Let me begin with a disclaimer: I have a wonderful husband who already has been a shining example of what a dad should be. Whenever I have been even close to my breaking point because of hormones, a crying baby, a neurotic dog, and a house that desperately needs an organization fairy, he has been there to swoop in, grab my son, and say, "you need a break. Go take a bath or a walk or just get away for a little while." He also takes every Friday night with the baby, getting up to change him and bring him to me in bed for a meal before putting him back to sleep.

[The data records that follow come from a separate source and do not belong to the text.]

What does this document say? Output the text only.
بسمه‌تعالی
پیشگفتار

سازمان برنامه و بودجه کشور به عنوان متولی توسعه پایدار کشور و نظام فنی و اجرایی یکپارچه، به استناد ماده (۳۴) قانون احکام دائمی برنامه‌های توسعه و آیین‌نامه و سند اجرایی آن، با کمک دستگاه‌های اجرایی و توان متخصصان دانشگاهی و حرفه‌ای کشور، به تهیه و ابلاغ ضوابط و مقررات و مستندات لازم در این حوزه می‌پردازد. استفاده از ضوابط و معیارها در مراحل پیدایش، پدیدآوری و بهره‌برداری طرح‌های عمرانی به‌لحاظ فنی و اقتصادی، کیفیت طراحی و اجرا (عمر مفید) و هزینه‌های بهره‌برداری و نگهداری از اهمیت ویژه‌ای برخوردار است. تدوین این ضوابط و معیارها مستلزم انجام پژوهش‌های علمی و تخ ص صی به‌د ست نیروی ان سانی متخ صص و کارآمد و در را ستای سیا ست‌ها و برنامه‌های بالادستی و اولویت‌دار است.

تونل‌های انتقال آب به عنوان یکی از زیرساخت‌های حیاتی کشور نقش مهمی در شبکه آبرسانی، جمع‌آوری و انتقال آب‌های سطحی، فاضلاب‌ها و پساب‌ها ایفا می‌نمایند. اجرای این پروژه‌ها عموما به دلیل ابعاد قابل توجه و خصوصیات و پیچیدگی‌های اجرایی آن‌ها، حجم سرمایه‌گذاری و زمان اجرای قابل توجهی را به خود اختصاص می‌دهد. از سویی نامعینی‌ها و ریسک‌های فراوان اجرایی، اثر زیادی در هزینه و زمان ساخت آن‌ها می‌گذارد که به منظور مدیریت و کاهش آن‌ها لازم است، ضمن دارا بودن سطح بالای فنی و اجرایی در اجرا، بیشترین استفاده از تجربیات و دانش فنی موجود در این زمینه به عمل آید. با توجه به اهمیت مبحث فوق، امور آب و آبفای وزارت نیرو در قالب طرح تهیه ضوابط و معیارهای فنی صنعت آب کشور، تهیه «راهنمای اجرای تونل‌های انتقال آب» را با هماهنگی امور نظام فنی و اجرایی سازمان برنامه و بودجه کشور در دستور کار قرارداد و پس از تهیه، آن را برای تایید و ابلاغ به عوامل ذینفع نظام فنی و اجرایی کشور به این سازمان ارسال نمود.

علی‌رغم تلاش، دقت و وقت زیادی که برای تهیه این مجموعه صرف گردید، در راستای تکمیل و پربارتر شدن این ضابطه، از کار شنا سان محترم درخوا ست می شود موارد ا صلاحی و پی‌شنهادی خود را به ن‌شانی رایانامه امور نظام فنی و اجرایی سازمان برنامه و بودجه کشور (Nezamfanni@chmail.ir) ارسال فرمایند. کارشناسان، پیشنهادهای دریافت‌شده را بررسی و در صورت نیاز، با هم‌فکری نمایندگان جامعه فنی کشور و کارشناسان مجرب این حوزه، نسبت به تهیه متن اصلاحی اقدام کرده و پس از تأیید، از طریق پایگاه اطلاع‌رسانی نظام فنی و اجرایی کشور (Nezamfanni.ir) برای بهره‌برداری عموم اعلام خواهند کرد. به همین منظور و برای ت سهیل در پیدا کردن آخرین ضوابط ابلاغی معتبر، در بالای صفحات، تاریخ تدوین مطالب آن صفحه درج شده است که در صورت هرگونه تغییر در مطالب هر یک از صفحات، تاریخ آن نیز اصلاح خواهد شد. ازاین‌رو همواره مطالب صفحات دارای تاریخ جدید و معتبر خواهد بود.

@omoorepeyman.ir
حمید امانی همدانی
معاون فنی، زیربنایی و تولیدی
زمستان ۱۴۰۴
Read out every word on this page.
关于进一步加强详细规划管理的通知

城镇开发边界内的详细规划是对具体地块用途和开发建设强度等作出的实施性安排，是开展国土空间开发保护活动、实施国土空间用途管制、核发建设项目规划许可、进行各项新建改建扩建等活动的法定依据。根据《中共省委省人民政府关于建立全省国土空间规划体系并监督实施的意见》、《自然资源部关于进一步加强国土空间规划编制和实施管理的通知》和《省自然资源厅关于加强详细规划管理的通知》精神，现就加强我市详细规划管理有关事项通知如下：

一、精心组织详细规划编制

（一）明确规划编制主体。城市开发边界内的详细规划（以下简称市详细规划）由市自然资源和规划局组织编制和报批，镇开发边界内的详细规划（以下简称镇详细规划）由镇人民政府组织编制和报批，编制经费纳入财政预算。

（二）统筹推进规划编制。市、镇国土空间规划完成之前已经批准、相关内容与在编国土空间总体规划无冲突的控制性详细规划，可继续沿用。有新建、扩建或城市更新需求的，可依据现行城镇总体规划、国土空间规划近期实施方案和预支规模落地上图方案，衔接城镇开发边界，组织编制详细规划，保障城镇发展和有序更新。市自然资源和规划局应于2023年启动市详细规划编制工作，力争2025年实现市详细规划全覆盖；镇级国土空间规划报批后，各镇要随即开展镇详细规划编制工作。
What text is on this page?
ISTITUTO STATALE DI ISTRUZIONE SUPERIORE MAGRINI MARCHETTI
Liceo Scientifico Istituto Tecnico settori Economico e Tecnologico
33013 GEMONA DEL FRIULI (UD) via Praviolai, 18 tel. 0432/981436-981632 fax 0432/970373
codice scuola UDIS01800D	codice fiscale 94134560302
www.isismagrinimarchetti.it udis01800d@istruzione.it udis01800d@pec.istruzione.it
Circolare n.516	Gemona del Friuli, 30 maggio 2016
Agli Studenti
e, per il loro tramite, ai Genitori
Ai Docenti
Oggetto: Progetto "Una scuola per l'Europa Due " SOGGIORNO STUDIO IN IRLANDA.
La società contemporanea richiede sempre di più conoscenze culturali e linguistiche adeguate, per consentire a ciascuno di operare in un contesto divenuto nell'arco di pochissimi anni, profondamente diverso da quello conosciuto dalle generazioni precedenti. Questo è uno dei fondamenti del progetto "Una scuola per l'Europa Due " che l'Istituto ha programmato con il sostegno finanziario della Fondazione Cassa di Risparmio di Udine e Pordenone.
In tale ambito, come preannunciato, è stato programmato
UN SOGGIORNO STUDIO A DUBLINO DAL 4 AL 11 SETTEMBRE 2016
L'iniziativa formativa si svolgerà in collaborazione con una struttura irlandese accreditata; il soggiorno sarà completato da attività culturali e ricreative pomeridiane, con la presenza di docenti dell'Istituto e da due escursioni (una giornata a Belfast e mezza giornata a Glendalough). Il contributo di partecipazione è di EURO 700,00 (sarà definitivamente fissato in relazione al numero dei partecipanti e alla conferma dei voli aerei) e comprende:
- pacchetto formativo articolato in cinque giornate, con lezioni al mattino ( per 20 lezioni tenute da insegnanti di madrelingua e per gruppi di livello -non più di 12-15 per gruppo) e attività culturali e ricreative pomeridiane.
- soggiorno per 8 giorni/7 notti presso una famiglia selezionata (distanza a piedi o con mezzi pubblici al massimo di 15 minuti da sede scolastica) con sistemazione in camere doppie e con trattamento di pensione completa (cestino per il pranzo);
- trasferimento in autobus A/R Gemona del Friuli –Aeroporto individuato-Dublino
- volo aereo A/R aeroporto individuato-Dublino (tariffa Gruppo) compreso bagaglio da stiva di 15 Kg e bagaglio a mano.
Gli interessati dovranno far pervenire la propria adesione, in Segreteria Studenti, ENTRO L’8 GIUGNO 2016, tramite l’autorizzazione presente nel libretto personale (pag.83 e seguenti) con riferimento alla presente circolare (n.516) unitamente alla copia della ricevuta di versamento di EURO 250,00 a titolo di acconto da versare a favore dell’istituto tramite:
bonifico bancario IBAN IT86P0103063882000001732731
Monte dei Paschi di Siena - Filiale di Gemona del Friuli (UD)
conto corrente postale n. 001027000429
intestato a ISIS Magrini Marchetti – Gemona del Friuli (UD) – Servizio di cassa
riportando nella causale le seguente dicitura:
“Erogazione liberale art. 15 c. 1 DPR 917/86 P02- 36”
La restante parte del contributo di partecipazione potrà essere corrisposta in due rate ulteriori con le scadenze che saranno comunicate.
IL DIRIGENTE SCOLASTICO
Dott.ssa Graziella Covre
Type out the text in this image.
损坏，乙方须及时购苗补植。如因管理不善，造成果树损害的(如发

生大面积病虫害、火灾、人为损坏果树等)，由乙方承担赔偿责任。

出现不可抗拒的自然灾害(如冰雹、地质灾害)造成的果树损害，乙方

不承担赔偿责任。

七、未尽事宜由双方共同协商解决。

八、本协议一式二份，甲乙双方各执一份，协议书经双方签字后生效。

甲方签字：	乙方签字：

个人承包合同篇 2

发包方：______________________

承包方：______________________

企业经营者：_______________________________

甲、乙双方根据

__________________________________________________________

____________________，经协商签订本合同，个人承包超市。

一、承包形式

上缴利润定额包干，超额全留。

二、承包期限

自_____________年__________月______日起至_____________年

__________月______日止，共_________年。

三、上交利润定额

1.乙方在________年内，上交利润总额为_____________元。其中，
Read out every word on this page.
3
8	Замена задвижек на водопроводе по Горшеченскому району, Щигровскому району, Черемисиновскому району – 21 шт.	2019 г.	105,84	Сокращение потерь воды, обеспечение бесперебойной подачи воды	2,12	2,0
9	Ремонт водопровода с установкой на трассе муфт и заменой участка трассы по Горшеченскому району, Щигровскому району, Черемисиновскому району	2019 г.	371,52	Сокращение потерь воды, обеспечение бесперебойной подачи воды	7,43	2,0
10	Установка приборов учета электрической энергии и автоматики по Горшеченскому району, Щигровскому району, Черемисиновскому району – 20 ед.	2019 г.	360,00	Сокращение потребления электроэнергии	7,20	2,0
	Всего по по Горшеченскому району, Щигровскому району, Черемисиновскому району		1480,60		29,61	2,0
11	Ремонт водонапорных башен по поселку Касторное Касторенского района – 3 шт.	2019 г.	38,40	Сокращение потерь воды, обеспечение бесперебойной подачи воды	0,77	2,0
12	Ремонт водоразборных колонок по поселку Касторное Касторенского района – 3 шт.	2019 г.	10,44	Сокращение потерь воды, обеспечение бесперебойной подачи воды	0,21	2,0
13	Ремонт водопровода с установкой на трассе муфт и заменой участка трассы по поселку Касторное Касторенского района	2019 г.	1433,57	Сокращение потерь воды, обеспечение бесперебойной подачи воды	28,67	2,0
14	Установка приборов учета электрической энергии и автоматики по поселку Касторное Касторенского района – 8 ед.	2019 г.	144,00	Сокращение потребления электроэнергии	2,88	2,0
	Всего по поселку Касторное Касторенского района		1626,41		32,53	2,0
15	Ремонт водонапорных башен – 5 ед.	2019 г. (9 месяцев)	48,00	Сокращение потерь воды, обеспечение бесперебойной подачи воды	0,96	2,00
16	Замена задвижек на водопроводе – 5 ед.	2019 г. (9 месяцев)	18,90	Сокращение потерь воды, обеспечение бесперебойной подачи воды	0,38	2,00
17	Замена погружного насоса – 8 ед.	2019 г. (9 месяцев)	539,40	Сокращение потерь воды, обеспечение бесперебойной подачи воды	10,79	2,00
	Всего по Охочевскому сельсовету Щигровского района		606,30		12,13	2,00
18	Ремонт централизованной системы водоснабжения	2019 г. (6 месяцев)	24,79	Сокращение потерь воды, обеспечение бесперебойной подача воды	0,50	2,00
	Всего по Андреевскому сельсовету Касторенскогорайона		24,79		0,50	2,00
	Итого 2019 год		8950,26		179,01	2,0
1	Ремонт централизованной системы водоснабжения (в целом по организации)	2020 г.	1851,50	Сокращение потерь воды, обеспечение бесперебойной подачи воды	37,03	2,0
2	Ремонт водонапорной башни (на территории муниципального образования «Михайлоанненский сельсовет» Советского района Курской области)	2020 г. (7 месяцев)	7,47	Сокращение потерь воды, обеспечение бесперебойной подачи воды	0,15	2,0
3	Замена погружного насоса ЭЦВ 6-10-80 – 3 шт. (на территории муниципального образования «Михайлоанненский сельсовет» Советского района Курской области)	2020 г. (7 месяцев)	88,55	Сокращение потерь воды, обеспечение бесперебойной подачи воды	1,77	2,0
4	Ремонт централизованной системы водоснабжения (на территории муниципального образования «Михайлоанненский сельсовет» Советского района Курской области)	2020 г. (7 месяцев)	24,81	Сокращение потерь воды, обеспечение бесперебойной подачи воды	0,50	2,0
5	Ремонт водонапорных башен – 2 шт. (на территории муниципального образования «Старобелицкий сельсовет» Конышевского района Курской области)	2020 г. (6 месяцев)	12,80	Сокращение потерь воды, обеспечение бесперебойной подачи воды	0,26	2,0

Sometimes this seems ridiculous because why should we both lose sleep, but you would be shocked how much easier it is to fall asleep when I only have to wake up for 15 minutes as opposed to 45. We also have an agreement that when I go back to work, he will actually do this Fri-Sun nights. What a saint. And every time I see the two of them together, I scramble for my camera because I am reminded how lucky I am to have these two boys that adore me and each other.
However, I learned tonight that even sainthood has it's limits. Like fingernail clipping. And the bedtime routine. ::Sigh::
Around 7, Jacob and I were happily playing on the floor, switching between tummy time and smiley time, when I decided that it would be a good time to clip his nails. Mistake...instant screaming and tiny little hands that were moving so fast I may have accidentally nipped skin. My dear husband got on the floor with us and for 7 blissful fingers kept baby boy occupied by talking, singing, and making faces. Then he quit...just stood up without saying anything and got back into his recliner. WTH? Haven't you heard the phrase "when you start something, finish it?" I let him know that I wasn't happy he quit on us, and asked him if he was ever going to do any of the hard parts of baby-raising, and he replied that he'd be happy to cut his fingernails if I would show him how. I reminded him that there was no instruction manual for these things and that somehow I, his brother, and anyone else that has ever had a baby just somehow figured out how to do it, so I'm sure he could give it a try sometime.
I think he was feeling guilty for not doing enough, so he decided to put Jacob to bed while I was cleaning the kitchen. Major FAIL. Poor dad...he tried so hard, but he just doesn't have mom's touch. Or her swaddling skills. Or her breastmilk. He came downstairs with a screaming baby, giving me a look that just breaks my heart. It's part sheepish, but mostly it's all full of guilt and sadness that he upset our son and added to my stress level. Thanks god he wasn't crying, because that would have dissolved me into tears as well. It made me think for the first time that for most men, it's got to be incredibly difficult to be a first time dad of an infant. He wants to be able to soothe Jacob and calm him down, and about 60% of the time he does, but deep down, there really is just something about mom that babies respond to.
I'll try to remember this when Jacob is twelve, telling me how mean I am and then running off to play Playstation with his cool dad.